The Invisibles

As “Air Person of the Year” at 8 Wing, CFB Trenton, Sgt. Ashleigh Tucesku admits her work is mostly invisible.

We rarely saw her. But we always saw her handiwork. She came to work at the college where I taught after we’d all left for the day. And when we arrived the next day to resume our tutorials, labs or classroom sessions with students, all those rooms were spick-and-span. Then, one evening when I happened to be working late, I met her – a member of Centennial College’s custodial staff – and I stopped to chat.

“Thanks for all the cleaning you do in our classrooms,” I said.

“You’re welcome,” she said. “Just part of the job.”

“But we never see you. It’s nice to acknowledge what you do.”

“Yes, well, we’re kind of invisible,” she said.

I thought about this very dedicated custodial worker several times this past week. As I mentioned in last week’s Barris Beat, I recently visited the Toronto Street Medical Centre for a doctor’s appointment. As I checked in at the reception desk, I chatted with Hazel, who has worked with the doctors in that clinic for many years. I happened to mention that I’d wanted to make an appointment for my annual flu shot. Hazel said she’d just picked up their latest supply that morning, so I could get my shot right away.

Much like the custodial worker I’d known at the college, Hazel and her co-workers at the doctor’s office don’t make a fuss about helping patients; they just do it – almost imperceptibly – because they are professionals and believe totally in the objectives of public service.

In a Maclean’s magazine story from a few years ago, I remember reading about people who worked in skilled jobs sharing a kind of inverse relationship between work and recognition. The story quotes David Zweig, a former fact-checker for Vogue magazine in New York. After years and years of correcting other writers’ mistakes so that the final Vogue stories read accurately and flawlessly, Zweig realized how invisible he was.

“You never read a magazine article and say, ‘Man, that was fact-checked beautifully,” Zweig told a Maclean’s writer. “I realized that the better I did my job, the more I disappeared.”

Strange, to feel lost and forgotten by doing one’s job well. Particularly so, in a time when many medical professionals and health-care civil servants have worked so hard over the past two years fighting the COVID-19 pandemic. They must feel the same way.

By serving inside hospital ICUs or inside locked-down elder-care facilities – where quarantine has limited the flow of information – thousands of doctors, nurses, orderlies, community support workers and military personnel have worked in virtual isolation, almost invisibly saving lives.

By coincidence, another dimension of invisible work came up during a Royal Canadian Air Force Association banquet I attended last Saturday night in Trenton.
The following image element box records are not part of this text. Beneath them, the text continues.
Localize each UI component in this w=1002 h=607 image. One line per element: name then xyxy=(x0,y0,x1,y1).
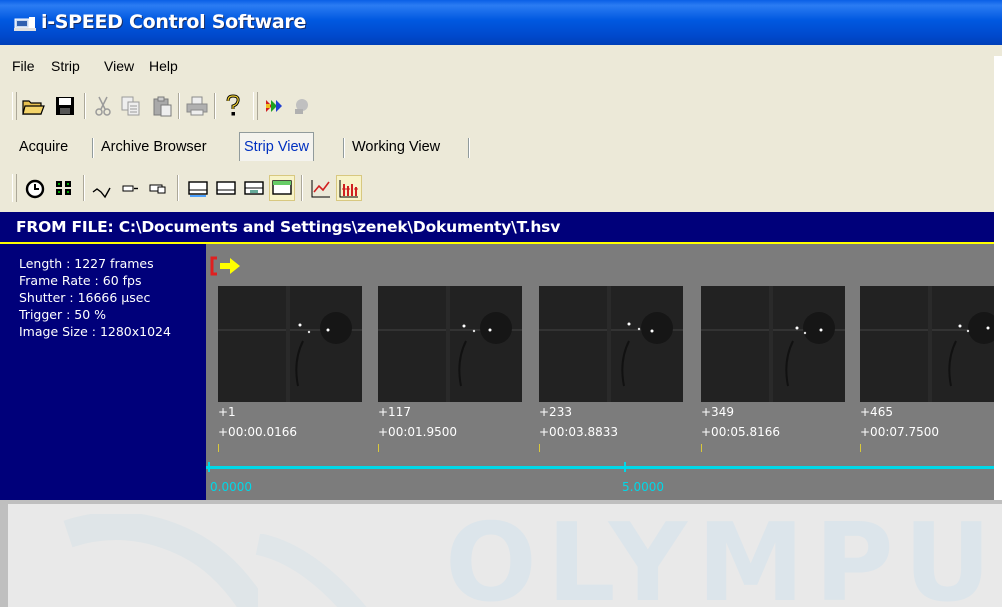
tab-divider xyxy=(343,138,345,158)
menu-strip[interactable]: Strip xyxy=(51,58,80,74)
frame-tick xyxy=(701,444,702,452)
frame-thumbnail[interactable] xyxy=(378,286,522,402)
save-icon[interactable] xyxy=(53,94,77,118)
timeline-bar[interactable] xyxy=(206,466,1002,469)
window-title: i-SPEED Control Software xyxy=(41,11,307,33)
frame-tick xyxy=(860,444,861,452)
tab-strip-view[interactable]: Strip View xyxy=(239,132,315,161)
zoom-in-icon[interactable] xyxy=(146,176,170,200)
print-icon xyxy=(185,94,209,118)
frame-tick xyxy=(378,444,379,452)
main-toolbar xyxy=(0,88,1002,124)
tab-divider xyxy=(468,138,470,158)
toolbar-grip[interactable] xyxy=(12,92,17,120)
info-shutter: Shutter : 16666 µsec xyxy=(19,290,151,305)
frame-thumbnail[interactable] xyxy=(860,286,1002,402)
info-image-size: Image Size : 1280x1024 xyxy=(19,324,171,339)
disabled-icon xyxy=(290,94,314,118)
tab-acquire[interactable]: Acquire xyxy=(15,135,72,159)
watermark-shape-icon xyxy=(255,534,367,607)
frame-number: +349 xyxy=(701,405,734,419)
help-icon[interactable] xyxy=(221,94,245,118)
window-right-edge xyxy=(994,56,1002,500)
frame-time: +00:03.8833 xyxy=(539,425,618,439)
info-length: Length : 1227 frames xyxy=(19,256,154,271)
view-toolbar xyxy=(0,170,1002,206)
clock-icon[interactable] xyxy=(23,176,47,200)
open-folder-icon[interactable] xyxy=(21,94,45,118)
cut-icon xyxy=(91,94,115,118)
frame-time: +00:01.9500 xyxy=(378,425,457,439)
toolbar-separator xyxy=(178,93,180,119)
tab-bar: Acquire Archive Browser Strip View Worki… xyxy=(0,132,1002,162)
color-arrow-icon[interactable] xyxy=(263,94,287,118)
timeline-tick xyxy=(624,462,626,472)
frame-time: +00:07.7500 xyxy=(860,425,939,439)
toolbar-grip[interactable] xyxy=(12,174,17,202)
frame-thumbnail[interactable] xyxy=(218,286,362,402)
timeline-tick xyxy=(208,462,210,472)
bar-chart-icon[interactable] xyxy=(336,175,362,201)
frame-number: +233 xyxy=(539,405,572,419)
layout-bottom-icon[interactable] xyxy=(186,176,210,200)
menu-bar: File Strip View Help xyxy=(0,56,1002,80)
strip-area[interactable]: +1 +00:00.0166 +117 +00:01.9500 +233 +00… xyxy=(206,244,1002,500)
layout-active-icon[interactable] xyxy=(269,175,295,201)
strip-start-arrow-icon[interactable] xyxy=(210,256,244,276)
zoom-out-icon[interactable] xyxy=(118,176,142,200)
frame-tick xyxy=(218,444,219,452)
file-header: FROM FILE: C:\Documents and Settings\zen… xyxy=(0,212,1002,242)
menu-view[interactable]: View xyxy=(104,58,134,74)
menu-help[interactable]: Help xyxy=(149,58,178,74)
application-window: i-SPEED Control Software File Strip View… xyxy=(0,0,1002,607)
paste-icon xyxy=(150,94,174,118)
frame-time: +00:05.8166 xyxy=(701,425,780,439)
frame-number: +1 xyxy=(218,405,236,419)
toolbar-separator xyxy=(177,175,179,201)
file-path: FROM FILE: C:\Documents and Settings\zen… xyxy=(16,218,561,236)
frame-thumbnail[interactable] xyxy=(701,286,845,402)
toolbar-separator xyxy=(84,93,86,119)
title-bar[interactable]: i-SPEED Control Software xyxy=(0,0,1002,45)
line-chart-icon[interactable] xyxy=(309,176,333,200)
watermark-shape-icon xyxy=(63,514,258,607)
frame-tick xyxy=(539,444,540,452)
toolbar-separator xyxy=(301,175,303,201)
timeline-label: 0.0000 xyxy=(210,480,252,494)
bottom-panel: OLYMPUS xyxy=(0,500,1002,607)
copy-icon xyxy=(119,94,143,118)
graph-area[interactable]: OLYMPUS xyxy=(8,504,1002,607)
toolbar-grip[interactable] xyxy=(253,92,258,120)
tab-working-view[interactable]: Working View xyxy=(348,135,444,159)
frame-number: +465 xyxy=(860,405,893,419)
olympus-watermark: OLYMPUS xyxy=(445,504,1002,607)
layout-top-icon[interactable] xyxy=(214,176,238,200)
info-frame-rate: Frame Rate : 60 fps xyxy=(19,273,142,288)
waveform-icon[interactable] xyxy=(90,176,114,200)
grid-icon[interactable] xyxy=(52,176,76,200)
frame-number: +117 xyxy=(378,405,411,419)
timeline-label: 5.0000 xyxy=(622,480,664,494)
info-trigger: Trigger : 50 % xyxy=(19,307,107,322)
tab-archive-browser[interactable]: Archive Browser xyxy=(97,135,211,159)
toolbar-separator xyxy=(83,175,85,201)
frame-time: +00:00.0166 xyxy=(218,425,297,439)
tab-divider xyxy=(92,138,94,158)
toolbar-separator xyxy=(214,93,216,119)
layout-split-icon[interactable] xyxy=(242,176,266,200)
menu-file[interactable]: File xyxy=(12,58,35,74)
app-icon xyxy=(14,17,36,31)
info-panel: Length : 1227 frames Frame Rate : 60 fps… xyxy=(0,244,206,500)
frame-thumbnail[interactable] xyxy=(539,286,683,402)
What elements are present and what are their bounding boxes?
For the first time since the pandemic began, RCAF No. 413 Squadron staged its annual awards night at the Wing facility just outside Canadian Forces Base Trenton.

Keynote at RCAF Association $!# Wing Awards dinner, Nov. 27, 2021.

I was the keynote speaker and as proceedings began I met the Air Force NCO who was being recognized that evening as “Air Force Person of the Year.” Sgt. Ashleigh Tucesku serves in finance at the Trenton base, or as she described it, “working pretty much under the radar.”

However, one of her jobs (we learned) was co-ordinating Operation Boxtop, the resupply of Canada’s most northerly base of operations at Alert, on Ellesmere Island, just 800 kilometres from the North Pole. For two years, Sgt. Tucesku had organized the twice annual flights of Hercules and Globemaster transport aircraft bringing fuel and thousands of pounds of dry goods each spring and fall to Alert.

“We have never seen such a high level of coordination … of Boxtop,” the task force commander reported in the citation. All thanks to Sgt. Tucesku working under the radar.

By coincidence – as the subject of the evening’s keynote – I’d chosen to speak about the 30 Canadians who’d participated in the famous Dam Busters raid in May 1943. As part of the nighttime bombing attack against the hydroelectric dams (used by Germany to power weapons production on the River Ruhr during the Second World War) the No. 617 Squadron Lancaster bombers had used an unheard of low-level bombing run.

They’d flown from their British base in Lincolnshire all the way to the heart of Nazi Germany and back at treetop level, or as I suggested “flying under the radar,” to accomplish their mission. As I got to that point in my talk, I noted that like her predecessors, Sgt. Tucesku had worked the same way – invisibly but effectively – to get the job done.

I felt remarkably privileged to witness recognition of a servicewoman who, until last Saturday night, had gone above and beyond the call largely unnoticed.

We need to recognize more deserving Invisibles.